Ordinanza di Cassazione Civile Sez. L Num. 33516 Anno 2025
Civile Ord. Sez. L Num. 33516 Anno 2025
Presidente: COGNOME
Relatore: COGNOME NOME
Data pubblicazione: 22/12/2025
ORDINANZA
sul ricorso 22769-2022 proposto da:
RAGIONE_RAGIONE_SOCIALE, in persona del legale rappresentante pro tempore, rappresentato e difeso dagli avvocati NOME COGNOME, NOME COGNOME, NOME, NOME COGNOME, NOME COGNOME;
– ricorrente –
contro
COGNOME NOME, rappresentato e difeso dall’avvocato NOME COGNOME;
– controricorrente –
avverso la sentenza n. 73/2022 della CORTE D’APPELLO di PERUGIA, depositata il 21/03/2022 R.G.N. 65/2021; udita la relazione della causa svolta nella camera di consiglio
del 14/11/2025 dal AVV_NOTAIO. NOME COGNOME.
RILEVATO CHE
Oggetto
CONTRIBUTI PREVIDENZIALI
R.G.N. NUMERO_DOCUMENTO
Ud. 14/11/2025 CC
NOME COGNOME adiva il Tribunale di Terni e proponeva opposizione alla comunicazione di debito notificatagli dall’RAGIONE_RAGIONE_SOCIALE il 29/05/2019, concernente l’omesso versamento di contributi eccedenti il minimale e dovuti alla gestione artigiani e commercianti.

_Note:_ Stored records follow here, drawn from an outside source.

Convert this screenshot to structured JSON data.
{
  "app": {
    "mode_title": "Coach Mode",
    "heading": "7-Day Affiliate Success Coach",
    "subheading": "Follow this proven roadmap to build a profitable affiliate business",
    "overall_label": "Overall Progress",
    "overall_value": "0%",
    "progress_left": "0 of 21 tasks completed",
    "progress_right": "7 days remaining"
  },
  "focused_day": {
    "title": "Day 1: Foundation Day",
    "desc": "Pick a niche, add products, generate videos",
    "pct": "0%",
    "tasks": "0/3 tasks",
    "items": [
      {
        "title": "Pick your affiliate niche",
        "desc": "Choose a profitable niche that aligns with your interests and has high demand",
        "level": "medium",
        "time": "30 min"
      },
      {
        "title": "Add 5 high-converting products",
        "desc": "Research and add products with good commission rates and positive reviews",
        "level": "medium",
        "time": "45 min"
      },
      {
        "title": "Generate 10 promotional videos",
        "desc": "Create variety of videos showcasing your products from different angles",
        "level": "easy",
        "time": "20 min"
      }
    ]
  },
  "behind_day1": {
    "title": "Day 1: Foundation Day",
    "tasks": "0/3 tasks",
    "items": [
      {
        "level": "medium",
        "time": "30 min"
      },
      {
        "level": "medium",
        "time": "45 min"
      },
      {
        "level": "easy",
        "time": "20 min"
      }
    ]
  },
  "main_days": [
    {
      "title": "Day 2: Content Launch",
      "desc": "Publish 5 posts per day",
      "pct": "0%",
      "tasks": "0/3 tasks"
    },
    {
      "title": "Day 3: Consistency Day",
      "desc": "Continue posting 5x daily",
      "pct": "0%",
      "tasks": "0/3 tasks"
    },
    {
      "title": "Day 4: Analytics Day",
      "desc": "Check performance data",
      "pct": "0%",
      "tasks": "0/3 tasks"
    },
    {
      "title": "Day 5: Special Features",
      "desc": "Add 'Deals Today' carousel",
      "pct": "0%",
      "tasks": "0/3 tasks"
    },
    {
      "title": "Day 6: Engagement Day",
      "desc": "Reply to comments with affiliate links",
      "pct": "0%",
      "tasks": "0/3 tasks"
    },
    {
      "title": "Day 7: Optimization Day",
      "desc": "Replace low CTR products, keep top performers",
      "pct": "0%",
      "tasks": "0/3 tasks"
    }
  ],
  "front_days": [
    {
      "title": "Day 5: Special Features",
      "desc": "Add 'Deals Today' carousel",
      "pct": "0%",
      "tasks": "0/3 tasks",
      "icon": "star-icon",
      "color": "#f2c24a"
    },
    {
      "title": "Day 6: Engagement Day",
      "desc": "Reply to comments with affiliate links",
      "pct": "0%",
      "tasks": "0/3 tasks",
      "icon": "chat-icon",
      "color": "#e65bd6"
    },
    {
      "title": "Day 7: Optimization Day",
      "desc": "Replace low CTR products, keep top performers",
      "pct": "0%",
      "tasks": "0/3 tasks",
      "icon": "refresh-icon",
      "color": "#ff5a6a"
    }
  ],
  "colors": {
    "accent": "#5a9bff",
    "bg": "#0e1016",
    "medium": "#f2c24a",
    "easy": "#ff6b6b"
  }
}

Il ricorrente, socio di una società in accomandita semplice, sosteneva di non essere tenuto al pagamento dei contributi richiesti per non avere svolto attività commerciale, in modo abituale e prevalente, e avere solo percepito il reddito da partecipazione nella società, reddito derivante dalla locazione dell’immobile di proprietà della società. L’RAGIONE_RAGIONE_SOCIALE si costituiva in giudizio chiedendo il rigetto del ricorso. Il Tribunale di Terni, con la sentenza n. 187/2021, ha accolto il ricorso e ha annullato l’avviso di addebito.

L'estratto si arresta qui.